We need to solve the system of using the method of substitution or the method of elimination. 

Multiply both sides of the first equation $2x+3y-13=0$ by $3$.

$\begin{array}{rcl}3(2x+3y-13)& =& 3·0\\ 6x+9y-39& =& 0\end{array}$

Multiply both sides of the second equation $3x-2y=0$ by $3$

$\begin{array}{rcl}2(3x-2y)& =& 2·0\\ 6x-4y& =& 0 ...\left(4\right)\end{array}$

Now subtract the third equation and fourth equation.

$\begin{array}{rcl}6x+9y-39-(6x-4y)& =& 0-0\\ 6x+9y-39-6x+4y& =& 0\\ 13y-39& =& 0\\ 13y& =& 39\\ y& =& 3\end{array}$

Substitute $3$ for $y$ in the second equation and solve for $x$.

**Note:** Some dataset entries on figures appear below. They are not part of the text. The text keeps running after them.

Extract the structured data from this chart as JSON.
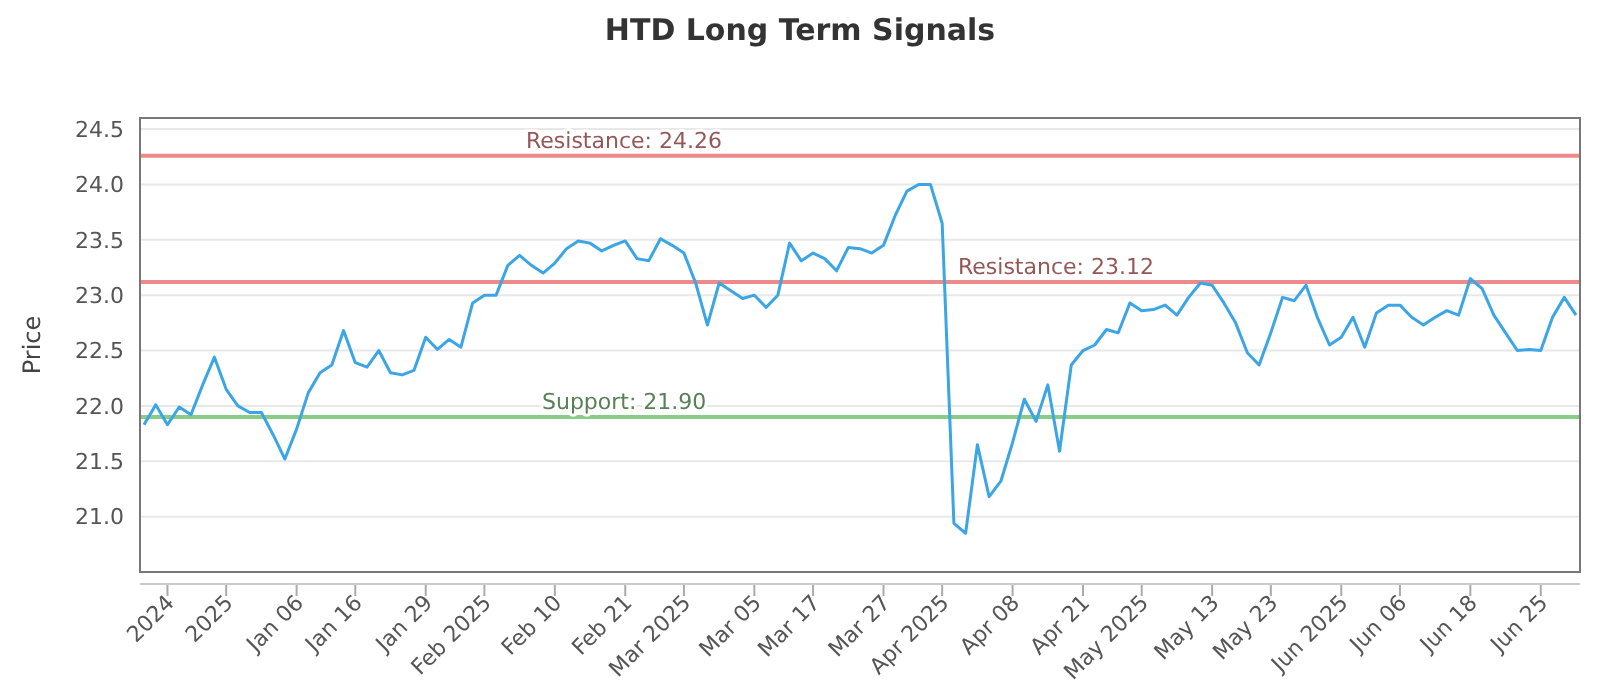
{
  "chart_data": {
    "type": "line",
    "title": "HTD Long Term Signals",
    "ylabel": "Price",
    "categories": [
      null,
      null,
      "2024",
      null,
      null,
      null,
      null,
      "2025",
      null,
      null,
      null,
      null,
      null,
      "Jan 06",
      null,
      null,
      null,
      null,
      "Jan 16",
      null,
      null,
      null,
      null,
      null,
      "Jan 29",
      null,
      null,
      null,
      null,
      "Feb 2025",
      null,
      null,
      null,
      null,
      null,
      "Feb 10",
      null,
      null,
      null,
      null,
      null,
      "Feb 21",
      null,
      null,
      null,
      null,
      "Mar 2025",
      null,
      null,
      null,
      null,
      null,
      "Mar 05",
      null,
      null,
      null,
      null,
      "Mar 17",
      null,
      null,
      null,
      null,
      null,
      "Mar 27",
      null,
      null,
      null,
      null,
      "Apr 2025",
      null,
      null,
      null,
      null,
      null,
      "Apr 08",
      null,
      null,
      null,
      null,
      null,
      "Apr 21",
      null,
      null,
      null,
      null,
      "May 2025",
      null,
      null,
      null,
      null,
      null,
      "May 13",
      null,
      null,
      null,
      null,
      "May 23",
      null,
      null,
      null,
      null,
      null,
      "Jun 2025",
      null,
      null,
      null,
      null,
      "Jun 06",
      null,
      null,
      null,
      null,
      null,
      "Jun 18",
      null,
      null,
      null,
      null,
      null,
      "Jun 25",
      null,
      null,
      null
    ],
    "series": [
      {
        "color": "#3ba5e6",
        "values": [
          21.83,
          22.01,
          21.83,
          21.99,
          21.92,
          22.19,
          22.44,
          22.15,
          22.0,
          21.94,
          21.94,
          21.74,
          21.52,
          21.79,
          22.12,
          22.3,
          22.37,
          22.68,
          22.39,
          22.35,
          22.5,
          22.3,
          22.28,
          22.32,
          22.62,
          22.51,
          22.6,
          22.53,
          22.93,
          23.0,
          23.0,
          23.27,
          23.36,
          23.27,
          23.2,
          23.29,
          23.42,
          23.49,
          23.47,
          23.4,
          23.45,
          23.49,
          23.33,
          23.31,
          23.51,
          23.45,
          23.38,
          23.11,
          22.73,
          23.11,
          23.04,
          22.97,
          23.0,
          22.89,
          23.0,
          23.47,
          23.31,
          23.38,
          23.33,
          23.22,
          23.43,
          23.42,
          23.38,
          23.45,
          23.72,
          23.94,
          24.0,
          24.0,
          23.65,
          20.94,
          20.85,
          21.65,
          21.18,
          21.32,
          21.67,
          22.06,
          21.86,
          22.19,
          21.59,
          22.37,
          22.5,
          22.55,
          22.69,
          22.66,
          22.93,
          22.86,
          22.87,
          22.91,
          22.82,
          22.98,
          23.11,
          23.09,
          22.93,
          22.75,
          22.48,
          22.37,
          22.66,
          22.98,
          22.95,
          23.09,
          22.79,
          22.55,
          22.62,
          22.8,
          22.53,
          22.84,
          22.91,
          22.91,
          22.8,
          22.73,
          22.8,
          22.86,
          22.82,
          23.15,
          23.06,
          22.82,
          22.66,
          22.5,
          22.51,
          22.5,
          22.8,
          22.98,
          22.82
        ]
      }
    ],
    "ylim": [
      20.5,
      24.6
    ],
    "yticks": [
      {
        "value": 21,
        "label": "21.0"
      },
      {
        "value": 21.5,
        "label": "21.5"
      },
      {
        "value": 22,
        "label": "22.0"
      },
      {
        "value": 22.5,
        "label": "22.5"
      },
      {
        "value": 23,
        "label": "23.0"
      },
      {
        "value": 23.5,
        "label": "23.5"
      },
      {
        "value": 24,
        "label": "24.0"
      },
      {
        "value": 24.5,
        "label": "24.5"
      }
    ],
    "grid": "y",
    "marker": "none",
    "line_style": "solid",
    "ref_lines": [
      {
        "axis": "y",
        "value": 24.26,
        "label": "Resistance: 24.26",
        "color": "#ee8a8a"
      },
      {
        "axis": "y",
        "value": 23.12,
        "label": "Resistance: 23.12",
        "color": "#ee8a8a"
      },
      {
        "axis": "y",
        "value": 21.9,
        "label": "Support: 21.90",
        "color": "#88cc88"
      }
    ]
  }
}
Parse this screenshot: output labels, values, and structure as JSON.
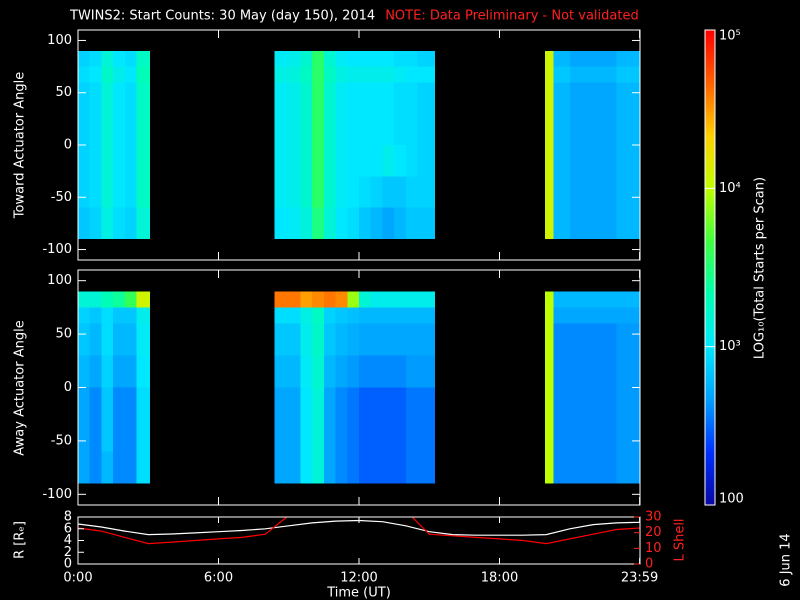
{
  "title": "TWINS2: Start Counts: 30 May (day 150), 2014",
  "note": "NOTE: Data Preliminary - Not validated",
  "stamp": "6 Jun 14",
  "colorbar": {
    "label": "LOG₁₀(Total Starts per Scan)",
    "lim": [
      100,
      100000
    ],
    "log_scale": true,
    "ticks": [
      {
        "value": 100000,
        "label": "10⁵"
      },
      {
        "value": 10000,
        "label": "10⁴"
      },
      {
        "value": 1000,
        "label": "10³"
      },
      100
    ],
    "colors": [
      "#0808a0",
      "#0030ff",
      "#00a0ff",
      "#00e8ff",
      "#00ffb0",
      "#40ff40",
      "#c0ff00",
      "#ffd000",
      "#ff6000",
      "#ff0000"
    ]
  },
  "chart_data": [
    {
      "type": "heatmap",
      "ylabel": "Toward Actuator Angle",
      "xlim": [
        0,
        24
      ],
      "ylim": [
        -110,
        110
      ],
      "yticks": [
        -100,
        -50,
        0,
        50,
        100
      ],
      "xbins": [
        0,
        0.5,
        1,
        1.5,
        2,
        2.5,
        3.08,
        8.4,
        9,
        9.5,
        10,
        10.5,
        11,
        11.5,
        12,
        12.5,
        13,
        13.5,
        14,
        14.5,
        15.25,
        19.95,
        20.3,
        21,
        22,
        23,
        24
      ],
      "ybins": [
        -90,
        -60,
        -30,
        0,
        30,
        60,
        75,
        90
      ],
      "values": [
        [
          700,
          800,
          800,
          800,
          800,
          900,
          800
        ],
        [
          800,
          900,
          900,
          900,
          900,
          1000,
          900
        ],
        [
          1300,
          1500,
          1500,
          1500,
          1500,
          1700,
          1500
        ],
        [
          900,
          1000,
          1000,
          1000,
          1000,
          1200,
          1000
        ],
        [
          800,
          900,
          900,
          900,
          900,
          1000,
          900
        ],
        [
          1500,
          1800,
          1800,
          1800,
          1800,
          2000,
          1800
        ],
        null,
        [
          1000,
          1100,
          1100,
          1100,
          1100,
          1300,
          1100
        ],
        [
          1100,
          1200,
          1200,
          1200,
          1200,
          1400,
          1200
        ],
        [
          1400,
          1600,
          1600,
          1600,
          1600,
          1800,
          1600
        ],
        [
          3000,
          3500,
          3500,
          3500,
          3500,
          3500,
          3500
        ],
        [
          1500,
          1600,
          1600,
          1600,
          1600,
          1800,
          1600
        ],
        [
          1000,
          1100,
          1100,
          1100,
          1100,
          1300,
          1100
        ],
        [
          900,
          1000,
          1000,
          1000,
          1000,
          1200,
          1000
        ],
        [
          700,
          900,
          1000,
          1000,
          1000,
          1200,
          1000
        ],
        [
          600,
          800,
          1000,
          1000,
          1000,
          1200,
          1000
        ],
        [
          500,
          700,
          1200,
          1000,
          1000,
          1200,
          1000
        ],
        [
          600,
          700,
          1000,
          900,
          900,
          1100,
          900
        ],
        [
          700,
          800,
          900,
          900,
          900,
          1000,
          900
        ],
        [
          700,
          800,
          800,
          800,
          800,
          1000,
          800
        ],
        null,
        [
          12000,
          12000,
          12000,
          12000,
          12000,
          12000,
          12000
        ],
        [
          600,
          600,
          600,
          600,
          600,
          700,
          600
        ],
        [
          500,
          500,
          500,
          500,
          500,
          600,
          500
        ],
        [
          500,
          500,
          500,
          500,
          500,
          600,
          500
        ],
        [
          600,
          600,
          600,
          600,
          600,
          700,
          600
        ]
      ]
    },
    {
      "type": "heatmap",
      "ylabel": "Away Actuator Angle",
      "xlim": [
        0,
        24
      ],
      "ylim": [
        -110,
        110
      ],
      "yticks": [
        -100,
        -50,
        0,
        50,
        100
      ],
      "xbins": [
        0,
        0.5,
        1,
        1.5,
        2,
        2.5,
        3.08,
        8.4,
        9,
        9.5,
        10,
        10.5,
        11,
        11.5,
        12,
        12.5,
        13,
        13.5,
        14,
        14.5,
        15.25,
        19.95,
        20.3,
        21,
        22,
        23,
        24
      ],
      "ybins": [
        -90,
        -60,
        -30,
        0,
        30,
        60,
        75,
        90
      ],
      "values": [
        [
          500,
          500,
          500,
          600,
          700,
          800,
          1500
        ],
        [
          400,
          400,
          400,
          500,
          600,
          700,
          1500
        ],
        [
          600,
          700,
          700,
          800,
          900,
          900,
          2000
        ],
        [
          400,
          400,
          400,
          500,
          600,
          700,
          2500
        ],
        [
          400,
          400,
          400,
          500,
          600,
          700,
          4000
        ],
        [
          900,
          900,
          900,
          1000,
          1100,
          1200,
          12000
        ],
        null,
        [
          500,
          500,
          500,
          600,
          700,
          900,
          40000
        ],
        [
          500,
          500,
          500,
          600,
          700,
          900,
          40000
        ],
        [
          1000,
          1000,
          1000,
          1100,
          1200,
          1300,
          30000
        ],
        [
          1500,
          1500,
          1500,
          1600,
          1700,
          1800,
          35000
        ],
        [
          500,
          500,
          500,
          600,
          700,
          800,
          40000
        ],
        [
          400,
          400,
          400,
          500,
          600,
          700,
          35000
        ],
        [
          350,
          350,
          350,
          450,
          550,
          650,
          8000
        ],
        [
          300,
          300,
          300,
          400,
          500,
          600,
          1500
        ],
        [
          300,
          300,
          300,
          400,
          500,
          600,
          1200
        ],
        [
          300,
          300,
          300,
          400,
          500,
          600,
          1200
        ],
        [
          300,
          300,
          300,
          400,
          500,
          600,
          1200
        ],
        [
          350,
          350,
          350,
          450,
          500,
          600,
          1200
        ],
        [
          350,
          350,
          350,
          450,
          500,
          600,
          1200
        ],
        null,
        [
          10000,
          10000,
          10000,
          10000,
          10000,
          10000,
          10000
        ],
        [
          400,
          400,
          400,
          400,
          400,
          500,
          600
        ],
        [
          400,
          400,
          400,
          400,
          400,
          500,
          600
        ],
        [
          400,
          400,
          400,
          400,
          400,
          500,
          600
        ],
        [
          450,
          450,
          450,
          450,
          450,
          500,
          600
        ]
      ]
    },
    {
      "type": "line",
      "ylabel": "R [Rₑ]",
      "y2label": "L Shell",
      "xlabel": "Time (UT)",
      "xlim": [
        0,
        24
      ],
      "xticks": [
        {
          "value": 0,
          "label": "0:00"
        },
        {
          "value": 6,
          "label": "6:00"
        },
        {
          "value": 12,
          "label": "12:00"
        },
        {
          "value": 18,
          "label": "18:00"
        },
        {
          "value": 23.983,
          "label": "23:59"
        }
      ],
      "ylim": [
        0,
        8
      ],
      "yticks": [
        0,
        2,
        4,
        6,
        8
      ],
      "y2lim": [
        0,
        30
      ],
      "y2ticks": [
        0,
        10,
        20,
        30
      ],
      "x": [
        0,
        1,
        2,
        3,
        4,
        5,
        6,
        7,
        8,
        9,
        10,
        11,
        12,
        13,
        14,
        15,
        16,
        17,
        18,
        19,
        20,
        21,
        22,
        23,
        24
      ],
      "series": [
        {
          "color": "#ffffff",
          "values": [
            6.8,
            6.3,
            5.6,
            5.0,
            5.1,
            5.3,
            5.5,
            5.7,
            6.0,
            6.5,
            7.0,
            7.3,
            7.4,
            7.2,
            6.5,
            5.5,
            5.0,
            4.9,
            4.9,
            4.9,
            5.0,
            6.0,
            6.7,
            7.0,
            7.1
          ]
        },
        {
          "color": "#ff0000",
          "axis": "y2",
          "values": [
            23,
            21,
            17,
            13,
            14,
            15,
            16,
            17,
            19,
            31,
            null,
            null,
            null,
            null,
            34,
            19,
            18,
            17,
            16,
            15,
            13,
            16,
            19,
            22,
            23
          ]
        }
      ]
    }
  ]
}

$\begin{array}{rcl}3x-2y& =& 0\\ 3x-2·3& =& 0\\ 3x-6& =& 0\\ 3x& =& 6\\ x& =& 2\end{array}$

So the solution is given by the ordered pair $\left(2,3\right)$.

Substitute $2$ for $x$ and $3$ for $y$ in both the equations.

$\begin{array}{rcl}2x+3y-13& =& 0\\ 2·2+3·3-13& =& 0\\ 4+9-13& =& 0\\ 13-13& =& 0\\ 0& =& 0\\ & & \\ 3x-2y& =& 0\\ 3·2-2·3& =& 0\\ 6-6& =& 0\\ 0& =& 0\end{array}$

So both the equations are satisfied. Thus the found solution is correct.